Improve parts of app backup docs after feedback

seedvault-app · Aug 19, 2024 · 8114025 · 8114025
1 parent 68cf15a
commit 8114025
Showing 1 changed file with 107 additions and 61 deletions.
diff --git a/doc/README.md b/doc/README.md
@@ -20,52 +20,39 @@ in a structured form.
 
 *Chunk*: Larger files are cut into re-usable chunks that are the unit of de-duplication.
 
-*Blob*: A blob is a chunk stored encrypted and compressed in the repository.
+*Blob*: A blob is a chunk stored compressed and encrypted as an individual file in the repository.
 
 *Snapshot*: A snapshot stands for the state of a collection of apps
 that have been backed up at some point in time.
 The state here means the app data as delivered by the system (may be incomplete or absent)
 and the apps themselves as device specific APK files as installed at time of backup.
+It is compressed and encrypted as an individual file in the repository.
 
 *Storage ID*: A storage ID is the SHA-256 hash of the content stored in the repository.
-This ID is required in order to load the file from the repository.
+This ID is required in order to load the file from the repository,
+because it is represented in the stored file name.
 
-## Repository Layout
+## Repository
 
-The name of all files in the repository starts with the lower case hexadecimal representation
-of the storage ID, which is the SHA-256 hash of the file's contents.
-This allows for easy verification of files for accidental modifications,
-like disk read errors, by simply running the program `sha256sum` on the file
-and comparing its output to the file name.
+All data is stored in a repository.
+Repositories consist of several directories and files to store blobs and snapshots.
 
-All files in a repository are only written once and never modified afterwards.
+All files in a repository are encrypted, only written once and never modified afterwards.
 
-```console
-.SeedVaultAndroidBackup
-└── f35860ee961789fb5f92f467455acf165120a319e9dc27044282982111546f26
-    ├── 00
-    │   └── 001b527ebb5eb57f4934bafeb998cb08595ed7ced603d9d25bd3c50b338f939d
-    ├── 01
-    │   └── 01e61554a023c9c1053e026c8a70498fb4732c3ecaaad1bd44003185b493529b
-    ├── ...
-    ├── fe
-    │   └── fe94fd20382e76d0215a743f3f27879d9555947250504de5b0d45321f1f66c7a
-    ├── ff
-    │   └── ff2e9f9c75d211602c5a68f0471aa549e2499a3fa9496255b26678f4aad75a98
-    ├── 22a5af1bdc6e616f8a29579458c49627e01b32210d09adb288d1ecda7c5711ec.snapshot
-    ├── 3ec79977ef0cf5de7b08cd12b874cd0f62bbaf7f07f3497a5b1bbcc8cb39b1ce.snapshot
-```
+### Repository Context
 
-Historically, all data that Seedvault saves to backup storage
+Historically, all data that Seedvault saves to external storage
 is below a `.SeedVaultAndroidBackup` directory.

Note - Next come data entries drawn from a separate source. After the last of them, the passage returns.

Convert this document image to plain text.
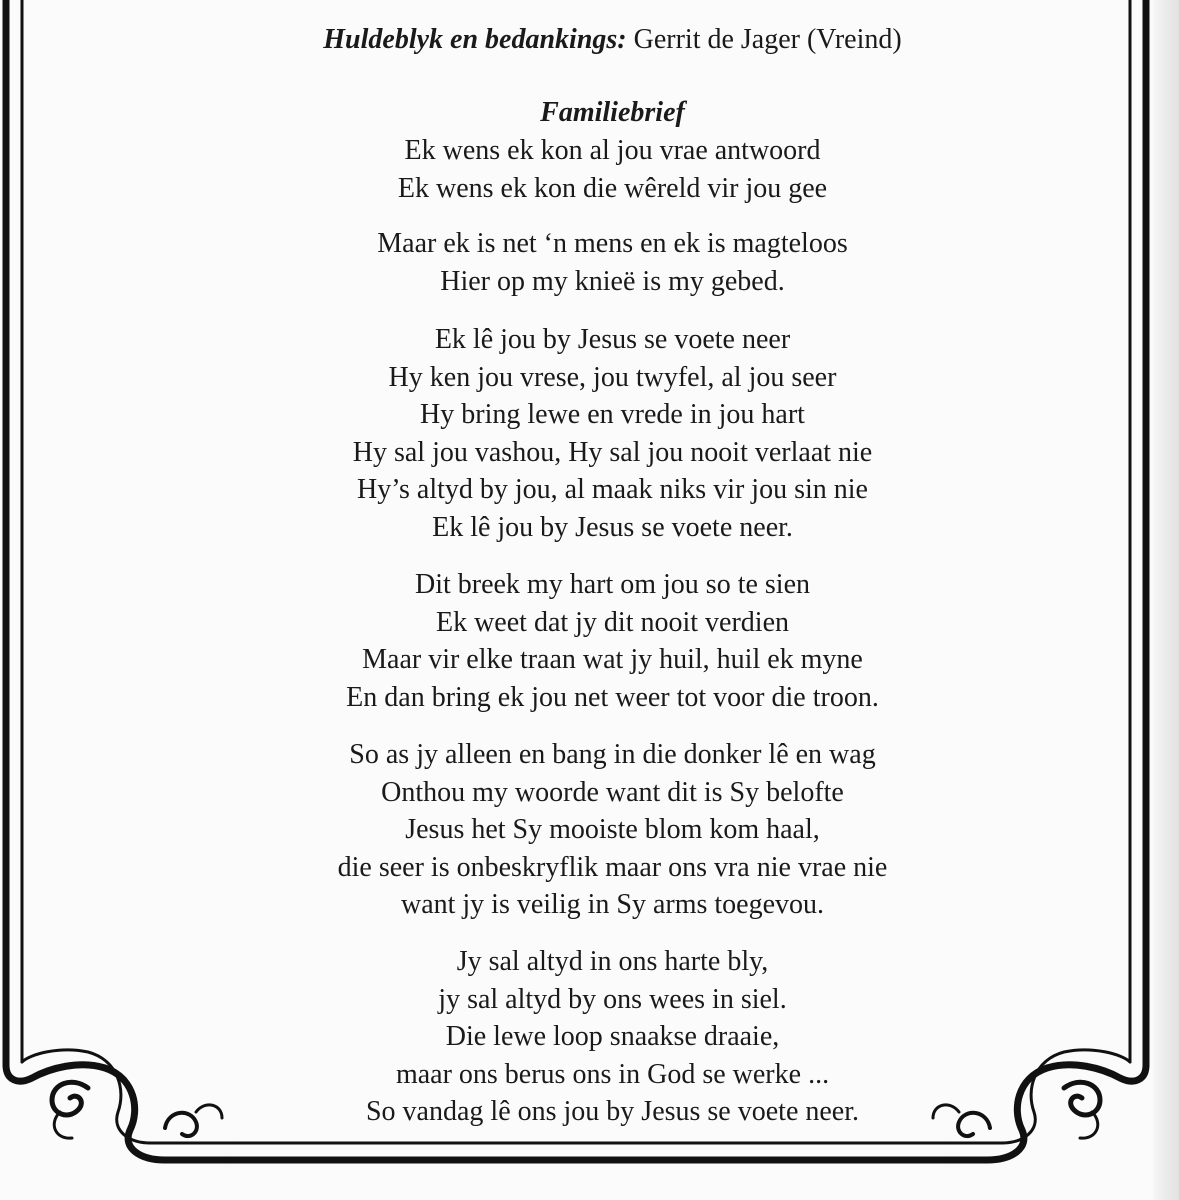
Huldeblyk en bedankings: Gerrit de Jager (Vreind)

Familiebrief

Ek wens ek kon al jou vrae antwoord
Ek wens ek kon die wêreld vir jou gee
Maar ek is net ‘n mens en ek is magteloos
Hier op my knieë is my gebed.
Ek lê jou by Jesus se voete neer
Hy ken jou vrese, jou twyfel, al jou seer
Hy bring lewe en vrede in jou hart
Hy sal jou vashou, Hy sal jou nooit verlaat nie
Hy’s altyd by jou, al maak niks vir jou sin nie
Ek lê jou by Jesus se voete neer.
Dit breek my hart om jou so te sien
Ek weet dat jy dit nooit verdien
Maar vir elke traan wat jy huil, huil ek myne
En dan bring ek jou net weer tot voor die troon.
So as jy alleen en bang in die donker lê en wag
Onthou my woorde want dit is Sy belofte
Jesus het Sy mooiste blom kom haal,
die seer is onbeskryflik maar ons vra nie vrae nie
want jy is veilig in Sy arms toegevou.
Jy sal altyd in ons harte bly,
jy sal altyd by ons wees in siel.
Die lewe loop snaakse draaie,
maar ons berus ons in God se werke ...
So vandag lê ons jou by Jesus se voete neer.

-It can contain one or more repositories as users may use the same backup storage
+It can contain one or more repositories as users may use the same storage location
 for several devices or user accounts.
 As having to choose and remember a specific folder is considered bad UX
 for the regular Android user,
 Seedvault creates a repository for the user.
 
+### Repository ID
+
 The folder name is the ID of the repository.
-It is the result of applying HMAC-SHA256 with the "app backup repoId key"
+It is the result of applying HMAC-SHA256 with the string "app backup repoId key"
 (see [cryptography](#cryptography)) to the
 [`ANDROID_ID`](https://developer.android.com/reference/android/provider/Settings.Secure#ANDROID_ID)
 which is a 64-bit number (expressed as a hexadecimal string) provided by the operating system.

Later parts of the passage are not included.